The mix itself largely front heavy -- David Attenborough's narration is the focal point, and happily it never comes through less than crystal clear. Sound effects are billed as being recorded on location, and dynamics are natural and pleasing. Occasionally, effects do sound flat or "clipped," lacking high-end frequencies or anything approaching deep low bass; however, I have to assume this was inherent to the original recording. Surround use is minimal, with only slight ambiance throughout. Finally, there is little in the way of impressive score here -- technically it sounds clean, but the volume level seemed bit weak in the mix. And no offense to the series' composers (George Fenton and Sam Watts) but I found most of the music forgettable, and largely overwhelmed by the visuals.
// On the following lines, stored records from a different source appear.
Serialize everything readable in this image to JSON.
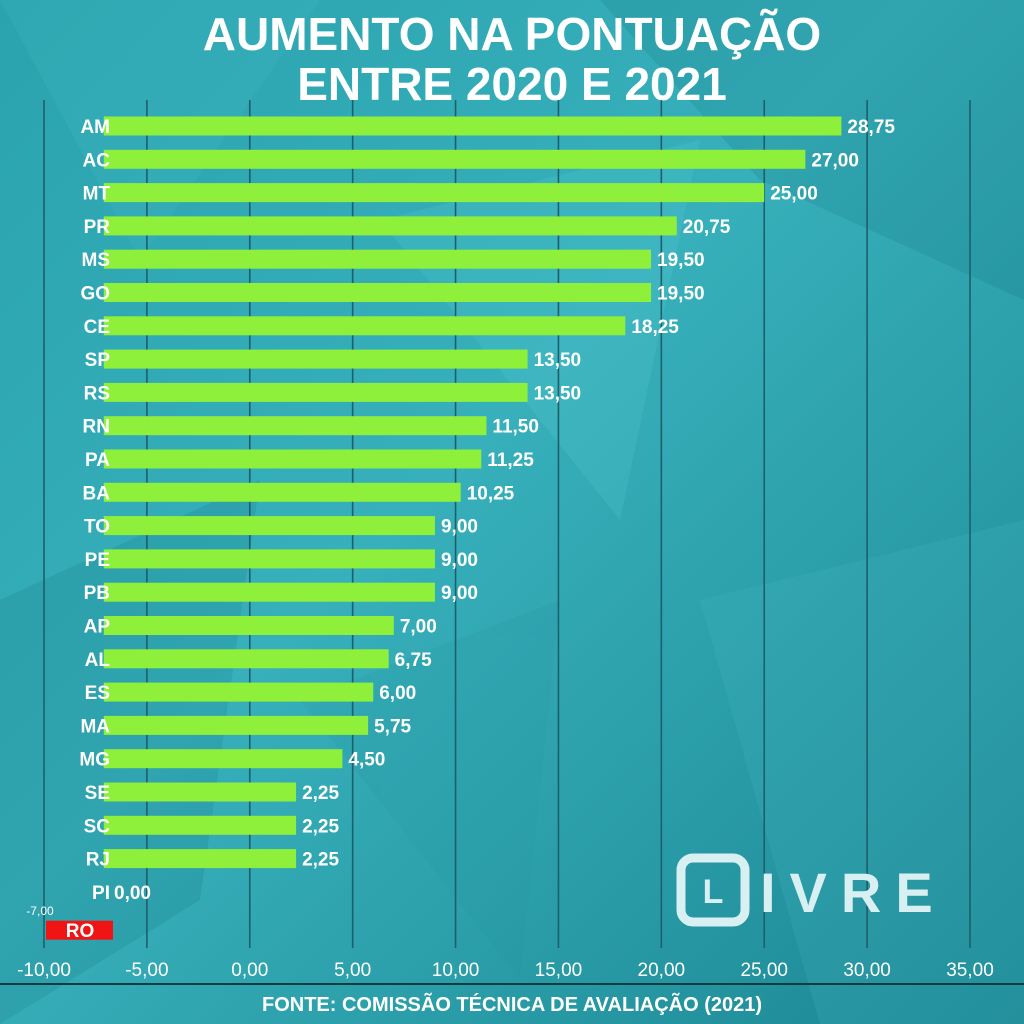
{
  "header": {
    "title_line1": "AUMENTO NA PONTUAÇÃO",
    "title_line2": "ENTRE 2020 E 2021"
  },
  "footer": {
    "source": "FONTE: COMISSÃO TÉCNICA DE AVALIAÇÃO (2021)"
  },
  "logo": {
    "mark": "L",
    "text": "IVRE"
  },
  "colors": {
    "positive_bar": "#8ef03a",
    "negative_bar": "#f01414",
    "background": "#1f8f9c",
    "gridline": "#1d5f6a",
    "text": "#ffffff"
  },
  "chart_data": {
    "type": "bar",
    "orientation": "horizontal",
    "title": "AUMENTO NA PONTUAÇÃO ENTRE 2020 E 2021",
    "xlim": [
      -10,
      35
    ],
    "x_ticks": [
      -10,
      -5,
      0,
      5,
      10,
      15,
      20,
      25,
      30,
      35
    ],
    "x_tick_labels": [
      "-10,00",
      "-5,00",
      "0,00",
      "5,00",
      "10,00",
      "15,00",
      "20,00",
      "25,00",
      "30,00",
      "35,00"
    ],
    "grid": true,
    "categories": [
      "AM",
      "AC",
      "MT",
      "PR",
      "MS",
      "GO",
      "CE",
      "SP",
      "RS",
      "RN",
      "PA",
      "BA",
      "TO",
      "PE",
      "PB",
      "AP",
      "AL",
      "ES",
      "MA",
      "MG",
      "SE",
      "SC",
      "RJ",
      "PI",
      "RO"
    ],
    "values": [
      28.75,
      27.0,
      25.0,
      20.75,
      19.5,
      19.5,
      18.25,
      13.5,
      13.5,
      11.5,
      11.25,
      10.25,
      9.0,
      9.0,
      9.0,
      7.0,
      6.75,
      6.0,
      5.75,
      4.5,
      2.25,
      2.25,
      2.25,
      0.0,
      -7.0
    ],
    "value_labels": [
      "28,75",
      "27,00",
      "25,00",
      "20,75",
      "19,50",
      "19,50",
      "18,25",
      "13,50",
      "13,50",
      "11,50",
      "11,25",
      "10,25",
      "9,00",
      "9,00",
      "9,00",
      "7,00",
      "6,75",
      "6,00",
      "5,75",
      "4,50",
      "2,25",
      "2,25",
      "2,25",
      "0,00",
      "-7,00"
    ]
  }
}
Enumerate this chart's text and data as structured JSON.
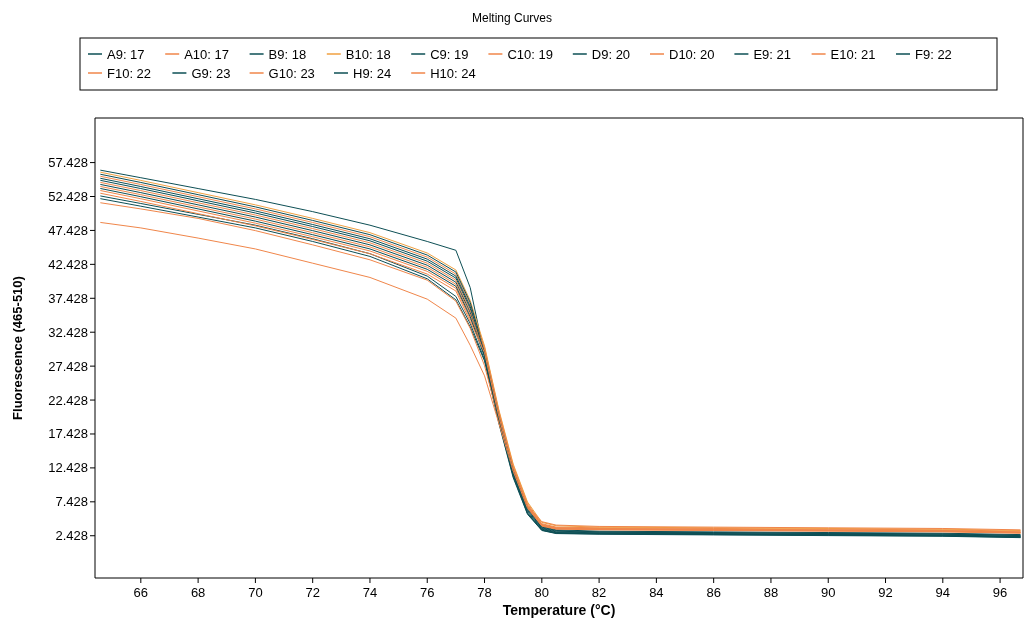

(Note: The American broadcast version of 'Planet Earth' featured actress Sigourney Weaver providing narration for all eleven episodes, replacing David Attenborough. However, for the domestic Blu-ray and HD DVD releases, the BBC has decided to revert to the original UK narration. For reasons unknown, there is no optional audio tracking featuring Weaver's narration.)
Alas, there's nothing to see here. While the standard-def DVD edition of 'Planet Earth' includes ten minutes of behind-the-scenes footage for each of the eleven episodes, plus 110 minutes worth of bonus material entitled 'Planet Earth – The Future,' for whatever reason, none of this content is carried over to the high-def editions.
'Planet Earth' is a staggering documentary, one ambitious in scope and filled with lovely, often breathtaking imagery. Likewise, this Blu-ray release is sure to be instant demo material, as the video is just about perfection. While the overall grade for this one gets dragged down by its lackluster audio and a total lack of supplements, neither dulls the overall sheen of the presentation. If you can afford the $99.98 list, grab this one without hesitation.